Whether it’s progress measures at KS2 or making sure you have a solid understanding of student ability when they join your secondary school, a school-led baseline assessment is a reliable way of having stability and ownership over your progress measures.

For primary schools that want to supplement their KS2 SATs data, Cambridge Primary Insight offers an objective, adaptive baseline assessment that provides insight into a student’s ability and cross-curricular knowledge, skills and understanding. It can be used alongside data from KS2 SATs to provide a holistic picture of student progress.
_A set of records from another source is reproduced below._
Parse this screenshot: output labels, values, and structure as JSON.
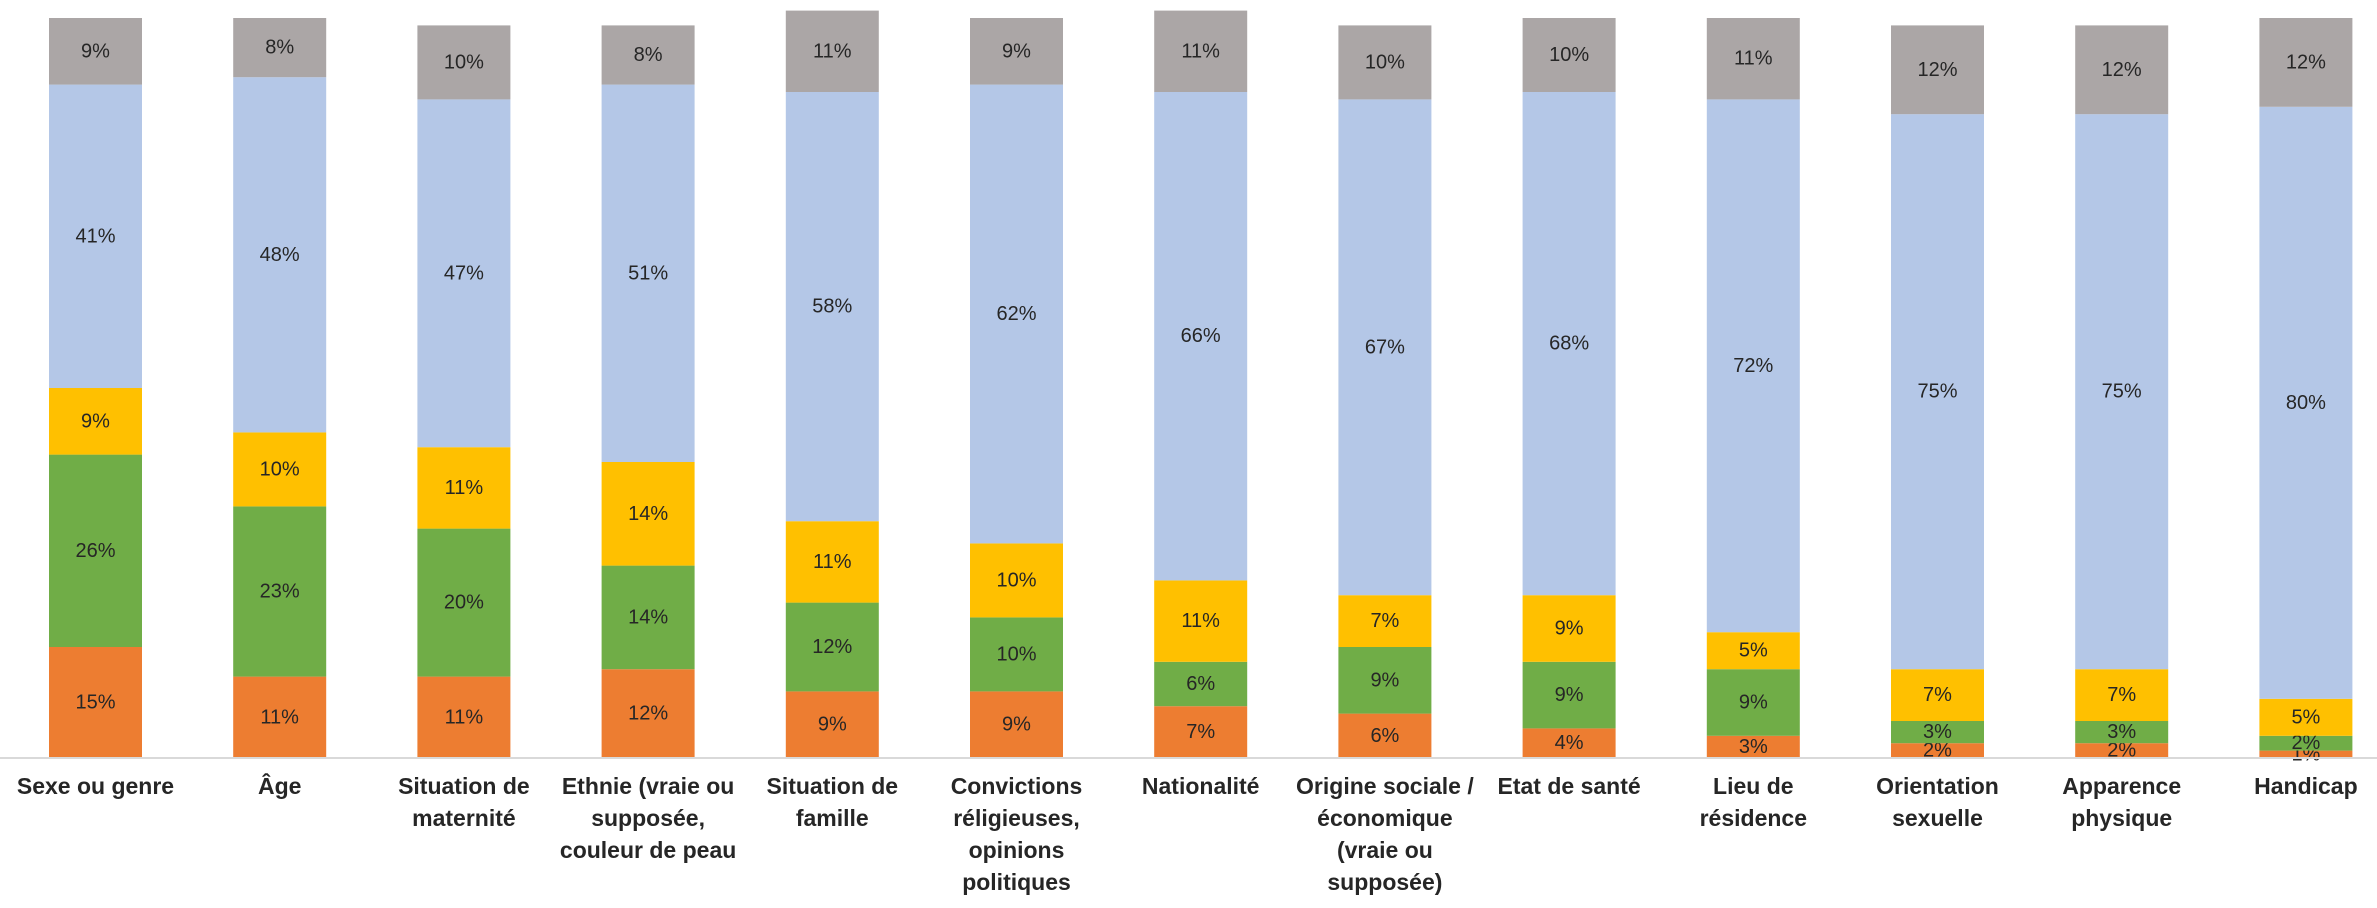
{
  "chart_data": {
    "type": "bar",
    "stacked": true,
    "percent_stacked": true,
    "title": "",
    "xlabel": "",
    "ylabel": "",
    "legend": "none",
    "grid": false,
    "ylim": [
      0,
      100
    ],
    "categories": [
      [
        "Sexe ou genre"
      ],
      [
        "Âge"
      ],
      [
        "Situation de",
        "maternité"
      ],
      [
        "Ethnie (vraie ou",
        "supposée,",
        "couleur de peau"
      ],
      [
        "Situation de",
        "famille"
      ],
      [
        "Convictions",
        "réligieuses,",
        "opinions",
        "politiques"
      ],
      [
        "Nationalité"
      ],
      [
        "Origine sociale /",
        "économique",
        "(vraie ou",
        "supposée)"
      ],
      [
        "Etat de santé"
      ],
      [
        "Lieu de",
        "résidence"
      ],
      [
        "Orientation",
        "sexuelle"
      ],
      [
        "Apparence",
        "physique"
      ],
      [
        "Handicap"
      ]
    ],
    "series": [
      {
        "color": "#ED7D31",
        "values": [
          15,
          11,
          11,
          12,
          9,
          9,
          7,
          6,
          4,
          3,
          2,
          2,
          1
        ]
      },
      {
        "color": "#70AD47",
        "values": [
          26,
          23,
          20,
          14,
          12,
          10,
          6,
          9,
          9,
          9,
          3,
          3,
          2
        ]
      },
      {
        "color": "#FFC000",
        "values": [
          9,
          10,
          11,
          14,
          11,
          10,
          11,
          7,
          9,
          5,
          7,
          7,
          5
        ]
      },
      {
        "color": "#B4C7E7",
        "values": [
          41,
          48,
          47,
          51,
          58,
          62,
          66,
          67,
          68,
          72,
          75,
          75,
          80
        ]
      },
      {
        "color": "#ABA6A6",
        "values": [
          9,
          8,
          10,
          8,
          11,
          9,
          11,
          10,
          10,
          11,
          12,
          12,
          12
        ]
      }
    ],
    "value_suffix": "%"
  }
}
For secondary schools looking to take control of their Year 7 baseline assessment data, MidYIS, our lower secondary assessment for students aged 11-14, provides an opportunity to measure ability and academic potential at the start of a student’s secondary school journey. This means that by the time a student is taking their GCSEs, your school already has a solid understanding of that student’s ability and how they’ve progressed over the last three years, regardless of whether there’s any pre-existing progress data from their time at primary school.

There’s no true failsafe way to measure student progress over time, but the more ownership and diversity of assessment your school has, the more resilient it will be. The best way to ensure that your school has an effectiveness measure that is objective and independent is to own it.